Source: Journal of Digital Learning in Teacher Education, 27(2), p. 65-75 (Winter, 2010)
(Reviewed by the Portal Team)
The current study evaluated the multi-user virtual environment (MUVE) known as Second Life, integrated with Moodle and SLOODLE technologies, as an exploratory course delivery platform and for its ability to enable teachers to meet elements of NETS•T.
The researcher designed this study to answer the following questions:
1. How efficient are new participants at creating and working in the MUVE, and how does their efficiency change over time?
2. . What is the relationship between participant general computer self-efficacy and MUVE self-efficacy before and after using the environment for a period of time? Does using the MUVE result in increased GCSE and MUVE-SE? Does GCSE or MUVESE predict learning efficiency?
3. What were the participants’ impressions of their user experience within the Second Life MUVE?
The researcher collected data from 17 graduate students enrolled in a master’s degree program in educational leadership in a southeastern state university.
Two of the participants were male.
None of the participants had any experience using a MUVE or a similar environment before this study.
The participants interacted, constructed simulated schools, and attended classes in the MUVE.
The researcher used pre- and posttest measures of self-efficacy and learning efficiency to understand the effects of the MUVE on participants and their rate of learning to make educational use of the environment.

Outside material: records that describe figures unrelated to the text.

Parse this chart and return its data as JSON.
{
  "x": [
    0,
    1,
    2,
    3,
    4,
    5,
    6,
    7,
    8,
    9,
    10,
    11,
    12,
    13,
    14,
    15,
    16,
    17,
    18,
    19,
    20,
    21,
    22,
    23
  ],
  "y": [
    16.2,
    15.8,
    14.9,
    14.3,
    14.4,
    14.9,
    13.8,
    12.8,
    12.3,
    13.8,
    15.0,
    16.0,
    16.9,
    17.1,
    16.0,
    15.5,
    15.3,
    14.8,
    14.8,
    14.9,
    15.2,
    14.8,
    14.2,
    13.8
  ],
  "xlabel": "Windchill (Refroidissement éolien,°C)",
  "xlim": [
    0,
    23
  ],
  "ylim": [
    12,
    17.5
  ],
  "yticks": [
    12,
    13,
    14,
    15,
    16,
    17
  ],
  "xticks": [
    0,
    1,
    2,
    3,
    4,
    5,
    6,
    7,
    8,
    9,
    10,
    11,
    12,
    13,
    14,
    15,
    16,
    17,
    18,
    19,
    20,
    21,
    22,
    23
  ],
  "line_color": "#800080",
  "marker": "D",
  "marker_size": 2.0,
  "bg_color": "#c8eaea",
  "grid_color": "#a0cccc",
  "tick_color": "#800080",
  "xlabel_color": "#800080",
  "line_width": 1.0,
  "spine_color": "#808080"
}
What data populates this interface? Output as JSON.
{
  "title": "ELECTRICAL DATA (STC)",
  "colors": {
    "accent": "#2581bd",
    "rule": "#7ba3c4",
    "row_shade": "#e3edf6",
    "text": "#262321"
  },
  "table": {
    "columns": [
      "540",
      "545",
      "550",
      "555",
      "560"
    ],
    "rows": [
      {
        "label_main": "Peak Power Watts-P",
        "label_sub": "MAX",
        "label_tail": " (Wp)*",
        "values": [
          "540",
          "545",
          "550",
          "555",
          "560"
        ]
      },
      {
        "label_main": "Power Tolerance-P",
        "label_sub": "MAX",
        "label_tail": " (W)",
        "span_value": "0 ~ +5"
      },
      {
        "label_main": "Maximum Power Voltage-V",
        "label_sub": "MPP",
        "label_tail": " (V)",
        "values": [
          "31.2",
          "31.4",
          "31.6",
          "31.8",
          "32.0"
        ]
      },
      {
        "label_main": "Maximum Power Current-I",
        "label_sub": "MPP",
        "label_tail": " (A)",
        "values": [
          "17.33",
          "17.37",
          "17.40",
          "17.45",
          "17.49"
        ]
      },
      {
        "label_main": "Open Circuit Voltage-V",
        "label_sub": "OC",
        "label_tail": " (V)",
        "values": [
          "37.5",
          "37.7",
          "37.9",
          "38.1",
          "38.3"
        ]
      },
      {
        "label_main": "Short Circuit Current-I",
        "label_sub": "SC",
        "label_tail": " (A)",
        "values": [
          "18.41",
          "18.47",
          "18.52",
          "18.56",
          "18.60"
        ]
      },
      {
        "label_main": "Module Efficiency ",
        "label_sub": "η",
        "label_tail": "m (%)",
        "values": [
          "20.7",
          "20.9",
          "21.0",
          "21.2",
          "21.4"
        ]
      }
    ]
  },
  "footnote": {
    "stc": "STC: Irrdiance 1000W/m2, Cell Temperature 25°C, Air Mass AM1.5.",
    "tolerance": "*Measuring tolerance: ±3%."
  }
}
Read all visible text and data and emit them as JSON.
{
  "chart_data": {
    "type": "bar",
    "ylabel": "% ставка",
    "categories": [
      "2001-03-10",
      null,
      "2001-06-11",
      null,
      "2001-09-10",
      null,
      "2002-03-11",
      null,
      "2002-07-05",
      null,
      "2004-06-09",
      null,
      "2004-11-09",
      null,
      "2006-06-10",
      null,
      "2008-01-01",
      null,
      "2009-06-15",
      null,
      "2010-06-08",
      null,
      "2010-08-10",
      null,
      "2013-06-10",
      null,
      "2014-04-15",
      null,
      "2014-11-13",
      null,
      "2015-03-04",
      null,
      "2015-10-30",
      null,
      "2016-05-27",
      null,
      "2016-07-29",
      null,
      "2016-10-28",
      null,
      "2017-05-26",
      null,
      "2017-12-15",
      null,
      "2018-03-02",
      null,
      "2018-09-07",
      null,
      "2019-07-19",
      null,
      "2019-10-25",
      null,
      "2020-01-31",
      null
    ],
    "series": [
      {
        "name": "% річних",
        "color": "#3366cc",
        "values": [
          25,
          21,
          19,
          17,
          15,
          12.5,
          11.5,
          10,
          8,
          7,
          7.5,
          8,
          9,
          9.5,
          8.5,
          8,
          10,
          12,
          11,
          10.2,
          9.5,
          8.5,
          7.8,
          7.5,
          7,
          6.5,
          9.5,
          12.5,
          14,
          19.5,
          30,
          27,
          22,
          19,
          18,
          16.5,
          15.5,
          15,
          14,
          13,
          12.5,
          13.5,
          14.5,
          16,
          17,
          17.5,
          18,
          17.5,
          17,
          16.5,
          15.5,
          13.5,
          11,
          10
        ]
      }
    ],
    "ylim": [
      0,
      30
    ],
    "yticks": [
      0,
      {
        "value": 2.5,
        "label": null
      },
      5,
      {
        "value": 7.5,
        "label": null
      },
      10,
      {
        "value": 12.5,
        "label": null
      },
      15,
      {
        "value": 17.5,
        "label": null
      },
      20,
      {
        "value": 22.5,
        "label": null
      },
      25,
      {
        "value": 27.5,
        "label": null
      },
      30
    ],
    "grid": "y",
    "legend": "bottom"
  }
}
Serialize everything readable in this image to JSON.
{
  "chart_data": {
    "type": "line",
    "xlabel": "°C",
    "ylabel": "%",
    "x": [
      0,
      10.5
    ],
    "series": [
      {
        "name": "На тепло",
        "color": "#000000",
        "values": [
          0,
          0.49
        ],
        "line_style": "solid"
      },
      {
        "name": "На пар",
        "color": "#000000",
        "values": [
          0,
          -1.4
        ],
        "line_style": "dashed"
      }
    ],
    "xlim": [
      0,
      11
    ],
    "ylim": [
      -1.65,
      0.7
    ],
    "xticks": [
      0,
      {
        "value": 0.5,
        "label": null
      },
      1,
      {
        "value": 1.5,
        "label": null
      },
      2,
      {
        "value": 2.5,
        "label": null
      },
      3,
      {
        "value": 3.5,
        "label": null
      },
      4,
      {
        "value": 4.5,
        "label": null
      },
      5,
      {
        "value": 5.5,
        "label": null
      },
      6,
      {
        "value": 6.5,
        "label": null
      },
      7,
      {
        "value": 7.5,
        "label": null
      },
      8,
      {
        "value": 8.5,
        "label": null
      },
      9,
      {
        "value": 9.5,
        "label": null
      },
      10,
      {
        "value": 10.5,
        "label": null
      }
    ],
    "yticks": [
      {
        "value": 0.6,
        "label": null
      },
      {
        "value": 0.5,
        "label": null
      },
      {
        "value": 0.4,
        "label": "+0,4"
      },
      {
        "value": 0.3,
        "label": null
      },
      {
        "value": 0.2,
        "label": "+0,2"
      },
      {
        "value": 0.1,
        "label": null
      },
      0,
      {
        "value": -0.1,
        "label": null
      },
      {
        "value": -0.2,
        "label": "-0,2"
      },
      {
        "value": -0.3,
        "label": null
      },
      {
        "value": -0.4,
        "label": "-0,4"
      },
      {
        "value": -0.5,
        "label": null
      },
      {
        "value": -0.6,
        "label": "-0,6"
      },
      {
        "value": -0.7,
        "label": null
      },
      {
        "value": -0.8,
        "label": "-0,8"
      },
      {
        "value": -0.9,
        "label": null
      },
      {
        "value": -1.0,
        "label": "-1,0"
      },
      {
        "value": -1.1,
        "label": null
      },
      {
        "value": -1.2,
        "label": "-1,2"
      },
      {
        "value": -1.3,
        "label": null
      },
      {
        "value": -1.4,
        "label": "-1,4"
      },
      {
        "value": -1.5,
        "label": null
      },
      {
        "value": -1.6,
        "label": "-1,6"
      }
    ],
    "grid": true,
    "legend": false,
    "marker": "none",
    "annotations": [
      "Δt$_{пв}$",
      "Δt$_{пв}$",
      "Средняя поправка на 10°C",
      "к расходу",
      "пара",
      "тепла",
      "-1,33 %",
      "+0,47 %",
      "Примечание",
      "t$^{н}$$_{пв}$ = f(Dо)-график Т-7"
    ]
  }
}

Findings on self-efficacy indicate that using a MUVE will likely contribute to the improvement of GCSE and MUVE self-efficacy.
Furthermore, participant impressions of using the Second Life MUVE for the class were generally positive. The majority of participants reported being highly engaged when using the environment and enjoying interacting in the environment. Responses also indicated that using the environment enhanced their level of planning and thinking related to the building of a simulated educational structure.
The Second Life MUVE appears to be a promising environment that fosters high levels of engagement in adult learners, supports synchronous online class activities as a distance-education delivery platform, and provides a virtual environment in which educators and teacher educators may build simulated learning environments.
For teacher educators, the main implication seems to be that, with scaffolding and time, teachers can be taught to create simple simulated environments in this MUVE.